転生したら原作前だったので好き勝手やって覇権国家になってやる 作:阿鬼羅
デストロイ撃破数日後アウセンザイター艦内
中津「手酷いな、……欧州方面軍の余剰航空戦力の大半が喪われたな」
参謀「そうなります、現在第5航空団で動かせる航空機は戦闘機1個中隊12機となります」
中津「そうか、………とにかくアフリカ方面に戻した第4第6航空団のうちの第4航空団を呼び戻してくれ」
参謀「よろしいのですか?第4航空団を引き抜きますとアフリカ南部に対する圧力が」
中津「それについては問題あるまい、最近アフリカ戦線南部の抵抗が減り、またアフリカ解放戦線の航空戦力も出揃い始めた、ここは彼等に任せてユーラシア西側を固めよう、二度目はないと思いたいのだがね」
参謀「はい、では防衛体制は」
中津「そのあたりは欧州方面軍司令部に一任するが、恐らくストラスブール包囲部隊が廻されるのだろうな」
参謀「確かに、ストラスブールは開城しましたからな」
中津「それに関してはこんな愚策を用いた劉孟権に感謝だな」
ストラスブール開城、それはデストロイの惨事を聞いたアルゴス・ジューコフの決定であった
ジューコフ「護るべき市民を焼き払うような政府の旗のもとで戦うことなど御免被る」
そう言うとジューコフは包囲軍の司令部がある久留米第十八師団本部に出向き城門の鍵を師団長、柴田斉彬中将に手渡した、古臭い風習であるが、これは降伏を意味するものであった
ストラスブールの陥落により第十八師団を中心に4個師団の余剰戦力を得た欧州方面軍司令部は部隊移動を実行、カーンに第十八師団司令部と本部守備隊を移動させ各連隊をルーアンからサン=マロに展開させ、ブリテン島からの上陸に備えさせた一方、第2第3師団は東欧方面に移動させ第2のデストロイに備えることとなる、また第13師団はベルリンに展開し救助活動を開始させた
ベルリン
「テント持って来い!」
「ドラム缶に薪を焚べろ!暖を取るんだ!」
四季島士官「違う、そのコンテナは第5ブロックだ」
「負傷者だ!軍医を!早く!」
「仮設トイレは第3ブロックに」
師団指揮所
アンドレイ・ナヒーモフ師団長「状況は!?」
副官「インフラとライフラインの約9割は破壊され残りも機能不全を起こしております」
ナヒーモフ「とにかくキャンプ区画周辺のインフラとライフラインを復旧させろ!師団工兵で手が足りぬだろう、第39連隊を投入しろ、近隣の師団や同盟軍部隊にも支援を依頼するんだ!」
100万都市ベルリン、そう呼ばれるほど市民が住んでいたのだ、無論市民の殆どは避難し無事であった、しかしそれを支えるライフラインやインフラの殆どが破壊され尽くしていた
これによりベルリンだけでも100万人近い人間がその他の都市も含めれば数百万人の人間が衛生的に危険な状態に陥っていた
この為四季島帝國欧州方面軍司令部はブリテン島攻略作戦、通称ゼーレヴェ、あしか作戦の無期限延期を決定。侵攻作戦のためにフランス各地に展開していた部隊から第1第5第6師団を引き抜き、また第3陸上戦艦戦隊とミニトレー級で編成された第1第2陸上巡航戦隊を壊滅した各都市に派遣し臨時医療設備として運用を開始した。特に第3陸上戦艦戦隊各艦には手術設備を備えているため、移動式の病院とし利用させることなった。

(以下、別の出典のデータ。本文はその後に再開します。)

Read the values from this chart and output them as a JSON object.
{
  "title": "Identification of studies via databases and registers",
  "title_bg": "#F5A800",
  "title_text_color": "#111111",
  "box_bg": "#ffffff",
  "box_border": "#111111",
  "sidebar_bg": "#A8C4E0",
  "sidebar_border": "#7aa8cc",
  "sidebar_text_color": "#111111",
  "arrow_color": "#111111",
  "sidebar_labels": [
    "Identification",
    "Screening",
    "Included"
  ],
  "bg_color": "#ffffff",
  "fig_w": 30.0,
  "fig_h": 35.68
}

また物資不足に対処するために20万トン級大型航宙輸送艦が動員され目標ポイントに向けて軌道上からの物資の投下を開始、特に組み立て式プレハブキット1万基や簡易手術設備コンテナ500基、簡易浴槽2千基を降ろすことになる。
しかし、ここでとんでもないことが起きる。
バルト海に面する街グダニスクで独立派が決起、直ぐ様ユーラシア連邦軍や連合軍各国軍が鎮圧に当たるが、その鎮圧軍の主力はファントムペインであった。ファントムペインはグダニスクの街を徹底的に破壊、殺戮の限りを尽くした、その中にはユーラシア連邦恭順派や罪のない市民達が大量に含まれていた他に前線で鎮圧に当たっていたユーラシア連邦軍も居た
これによりヴェスト、オスト両プロイセン地方やワルシャワを中心に旧ポーランド全土で反連合運動が激化、これに驚いたのは旧ドイツ領からワルシャワに向かってゆっくりと前進していた四季島軍各隊であった。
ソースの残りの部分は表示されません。